Other dignitaries from neighboring cities and agencies might attend as well.

Simcosky said the tribe has hired a public relations firm to develop handouts and flyers along with a Frequently Asked Questions sheet to address operations for its Healing Campus.

They also plan to create advertisements to promote the forum and “talk about how there will be no busing of homeless people from Seattle, no loitering of patients at our facility, and how Jamestown has stepped forward to lead the way in health care and we intend to provide a local solution to a local problem.”

City plans

Update:

City of Sequim announced plans to host a meeting 6 p.m. Monday, July 29, in the Guy Cole Event Center in Carrie Blake Community Park.

Previous story:

Opponents attempted to gain Sequim city councilors’ support about the proposed facility at a heated July 8 city council meeting. However, city staff said no proposal was before them and that speaking about the proposal could potentially be unlawful.

Bush said that city staff intends to hold a separate meeting about it with the project’s partners sometime in July.

As of Monday, July 16, Bush said they plan to attend the tribe’s forum and are evaluating what they might want to do in regards to their own forum.

While there is no timeline for an application for the facility, Bush said the tribe clarified for city staff that the application would only include phase 1, the MAT facility.

By applying with phase 1 only, Bush said it would have final say for approval through the city’s administration and if appealed, if would go through a hearing examiner.

He said the city council would not be involved in the appeal process and could engage the public on the topic.

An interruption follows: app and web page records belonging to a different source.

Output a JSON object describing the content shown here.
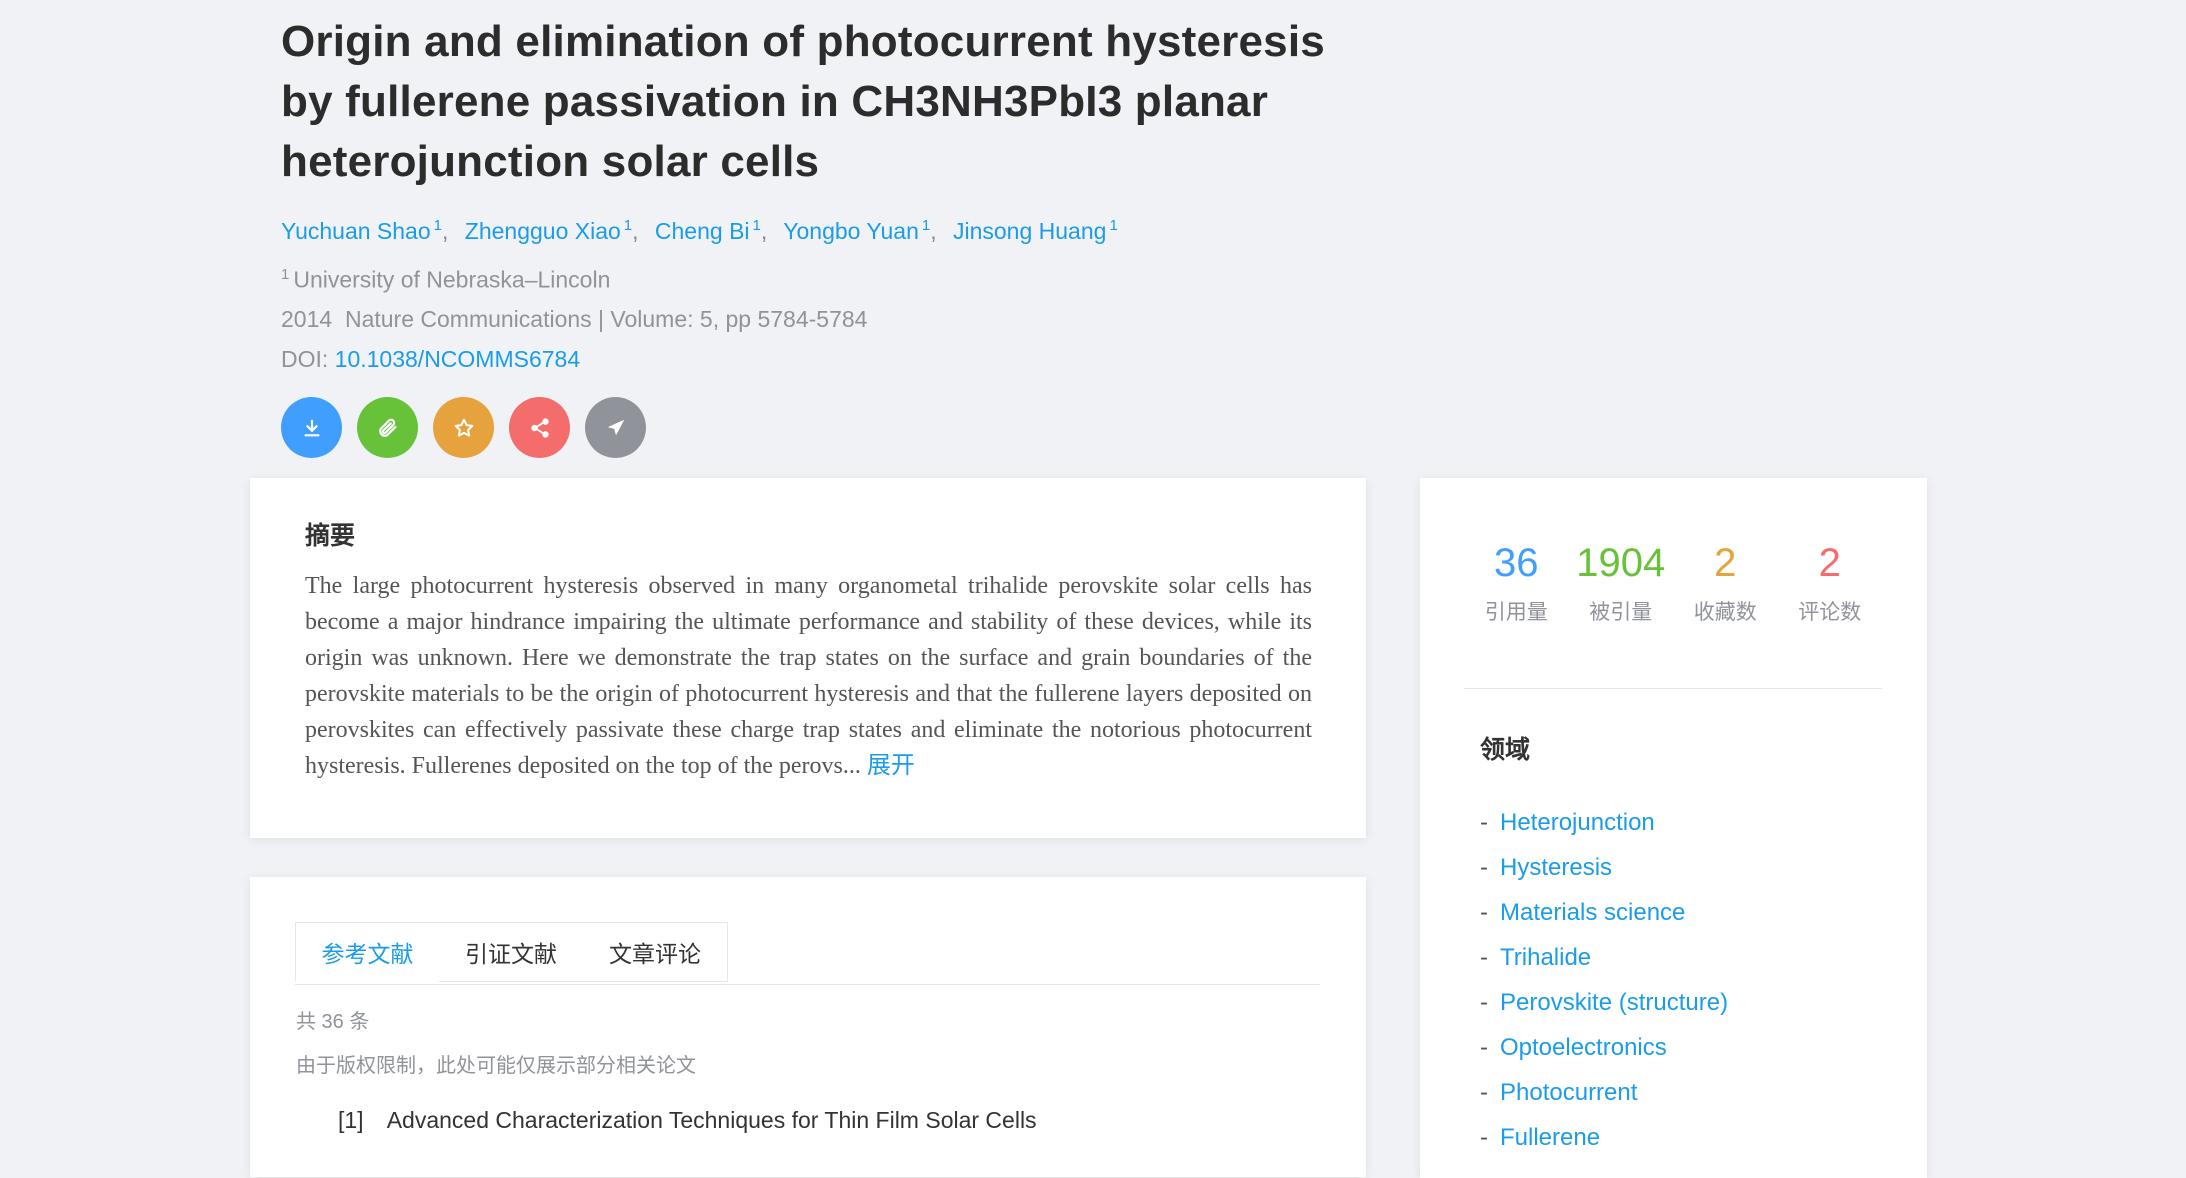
{
  "paper": {
    "title": "Origin and elimination of photocurrent hysteresis by fullerene passivation in CH3NH3PbI3 planar heterojunction solar cells",
    "authors": [
      {
        "name": "Yuchuan Shao",
        "affil": "1"
      },
      {
        "name": "Zhengguo Xiao",
        "affil": "1"
      },
      {
        "name": "Cheng Bi",
        "affil": "1"
      },
      {
        "name": "Yongbo Yuan",
        "affil": "1"
      },
      {
        "name": "Jinsong Huang",
        "affil": "1"
      }
    ],
    "affiliation_num": "1",
    "affiliation": "University of Nebraska–Lincoln",
    "year": "2014",
    "journal_line": "Nature Communications | Volume: 5, pp 5784-5784",
    "doi_label": "DOI:",
    "doi": "10.1038/NCOMMS6784"
  },
  "actions": [
    {
      "name": "download-icon",
      "color": "#409eff"
    },
    {
      "name": "attachment-icon",
      "color": "#67c23a"
    },
    {
      "name": "star-icon",
      "color": "#e6a23c"
    },
    {
      "name": "share-icon",
      "color": "#f56c6c"
    },
    {
      "name": "send-icon",
      "color": "#909399"
    }
  ],
  "abstract": {
    "title": "摘要",
    "text": "The large photocurrent hysteresis observed in many organometal trihalide perovskite solar cells has become a major hindrance impairing the ultimate performance and stability of these devices, while its origin was unknown. Here we demonstrate the trap states on the surface and grain boundaries of the perovskite materials to be the origin of photocurrent hysteresis and that the fullerene layers deposited on perovskites can effectively passivate these charge trap states and eliminate the notorious photocurrent hysteresis. Fullerenes deposited on the top of the perovs...",
    "expand": "展开"
  },
  "tabs": [
    {
      "label": "参考文献",
      "active": true
    },
    {
      "label": "引证文献",
      "active": false
    },
    {
      "label": "文章评论",
      "active": false
    }
  ],
  "refs": {
    "count": "共 36 条",
    "note": "由于版权限制，此处可能仅展示部分相关论文",
    "items": [
      {
        "num": "[1]",
        "title": "Advanced Characterization Techniques for Thin Film Solar Cells"
      }
    ]
  },
  "stats": [
    {
      "value": "36",
      "label": "引用量",
      "color": "#409eff"
    },
    {
      "value": "1904",
      "label": "被引量",
      "color": "#67c23a"
    },
    {
      "value": "2",
      "label": "收藏数",
      "color": "#e6a23c"
    },
    {
      "value": "2",
      "label": "评论数",
      "color": "#f56c6c"
    }
  ],
  "fields": {
    "title": "领域",
    "items": [
      "Heterojunction",
      "Hysteresis",
      "Materials science",
      "Trihalide",
      "Perovskite (structure)",
      "Optoelectronics",
      "Photocurrent",
      "Fullerene"
    ]
  }
}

At the July 8 meeting, a few public attendees asked city councilors for their opinions on the project, but city staff advised them not to answer due to legal reasons.

Bush said they anticipate people asking to comment on the project at their July 22 meeting and they’re evaluating how they want to handle it.

City councilor Bob Lake did ask the 100-plus attendees if they supported the facility, and the crowd responded emphatically they were not in favor of the facility.